Hello need your advice.
I have a number of Host in a cluster which complain about to much CPU contention. However CPU utilization in all hosts is still less than 20%. Kindly assist if there is any known reason why we have hight cpu contention
There are 3 CPU metrics that you need to know about for CPU
CPU usage = The amount of CPU that the VM is using (getting from the host)
CPU demand = The amount of CPU the VM is demanding from the host
CPU Contention = The difference between the above 2.
CPU contention has nothing realy to do with the cpu usage of the cluster it points to 3 things in my experience
The first two are due to VMs not being able to be scheduled the vCPUs on the physical cores because there are to many.
The second one is because the physical cores are powered off (and the cache depending on what it is set to) when not being used and the lag caused when a VM needs to use a powered off core can generate contention.
If your hosts power is set to high performance then you will need to reduce the number of vCPUs in the VMs or move vms off the cluster. I would only worry if you are experiencing performance problems.
The main reason i see contention getting out of control is someone complains that a VM is not performing so the first port of call is always "we need to double the cpu". The VM is blindly upgraded which generated more contention causing the VM to run slower. This is where right sizing is impotent. Only give a VM more vCPU if it needs it
Not sure why this is a case and what exactly can be the Impact of CPU contention in Virtual machines.
You say the host only has 2 VM's on it, and has 80 logical CPU's available? How many vCPU's have you assigned to those VM's, what version of vSphere are you running, is hyper-threading enabled correctly on the host?
Contention, as previously mentioned, has nothing to do with usage, but everything to do with access to resource.
OK, then that should be absolutely fine.
What storage are they sat on? Is it vSAN by any chance?

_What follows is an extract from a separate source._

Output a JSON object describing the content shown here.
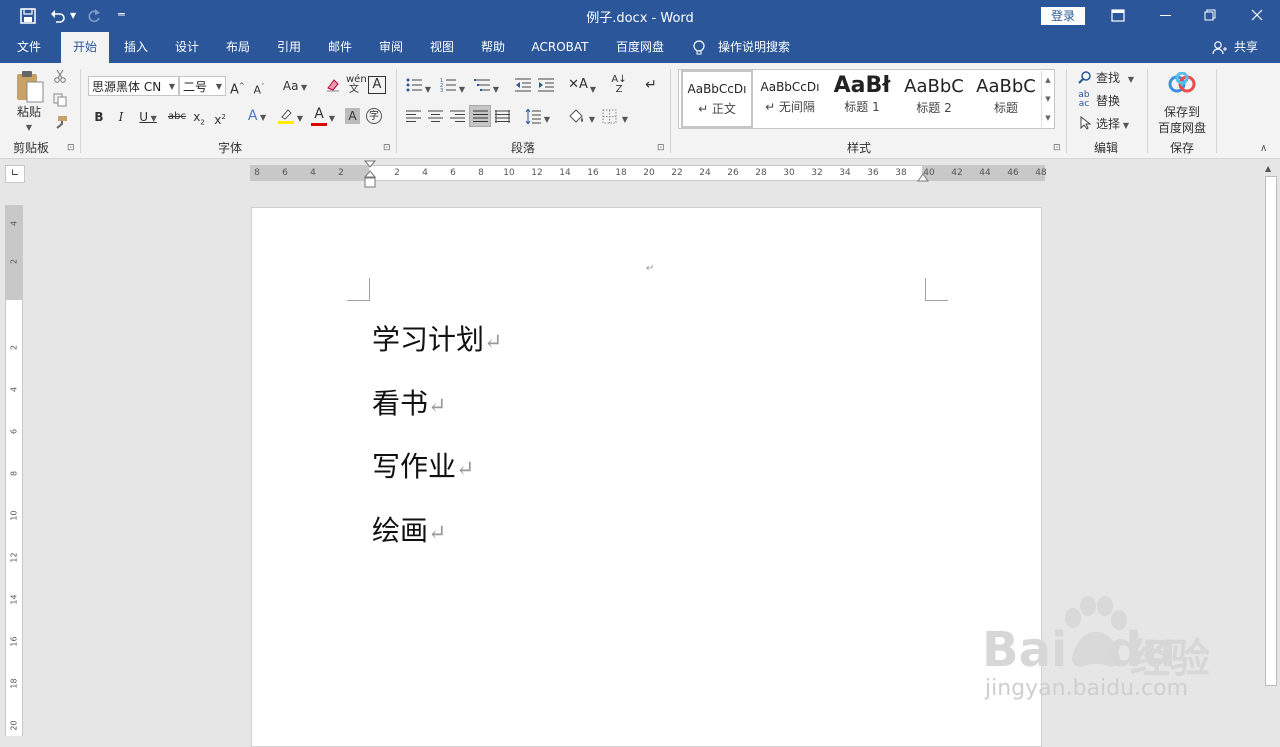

If so, SSH to the host and run esxtop - do you see lots of python processes? If so, you can check a little further with ps -Tcjstv | grep python, which will show you what has spawned that process. I've seen a few hosts with high CPU be caused by a vsan script spawning multiple processes. You can then kill them with kill <process id taken from esxtop>. Compare the output of the ps command against a host without the issue if you want an idea on what should be visible.
The above also applies if it is something else. Have a look at esxtop and see what processes have the highest %USED values. It might lead you to something else utilising the CPU's enough to cause contention for the two VMs.
thanks all i got it resolved. It was about power setting. It was set to performance per watt while in the vcenter was set to high perfomance. we applied the setting and cleared the issue. CPU contention dropped to Zero after that.